A fixed-rate mortgage is a mortgage that involves the same interest over the entire term of the loan — from 15 to 30 years. Since the interest doesn't change, the amount of the payment doesn't change, making it easier for homeowners to budget over the long run.
Fixed-rate mortgages are actually one of the most common types of mortgages, but they have not been as attractive as variable rate mortgage in the Ontario area for several years. A variable-rate mortgage is one in which the interest rate changes with prevailing rates over time. Historically, that made the average interest rate over the life of the loan less than what many homeowners experienced with a fixed rate mortgage.
As of 2015, mortgage advisers in the Ontario area are saying that the difference between fixed and variable mortgages is smaller, so a fixed-rate mortgage might make more sense for many home buyers. A variable rate mortgage comes with the disadvantage that payments go up and down, and you aren't guaranteed that interest rates won't continue to grow over time.

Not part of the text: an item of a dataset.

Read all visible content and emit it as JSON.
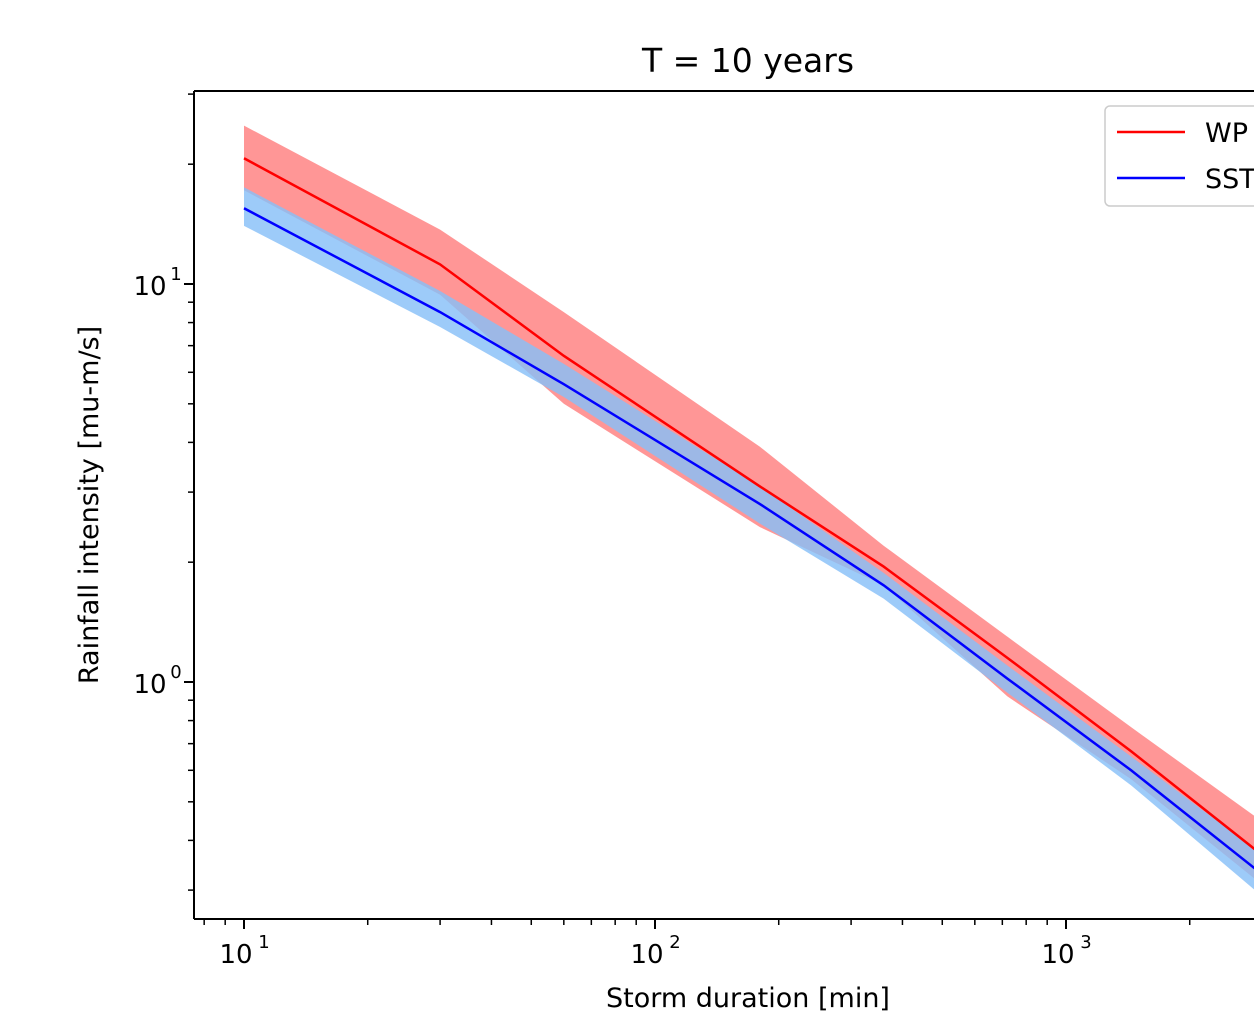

Fixed-rate mortgages often come in two terms: 15-year and 30-year mortgages. With a 15-year mortgage, you end up paying less overall on the property because you are not paying interest as long. You also own the property outright much sooner. With a 30-year mortgage, your monthly payments are much smaller, although you might pay more over the entire mortgage.
Understanding mortgages before you buy your home is important. Many issues are involved in the loan process, and if you don't have a strong legal understanding of the documents you are signing, you can face issues later. If you do face unplanned issues with a mortgage, you have some legal rights under the contract. Working with someone who understand those rights might help you solve the issue in a positive manner.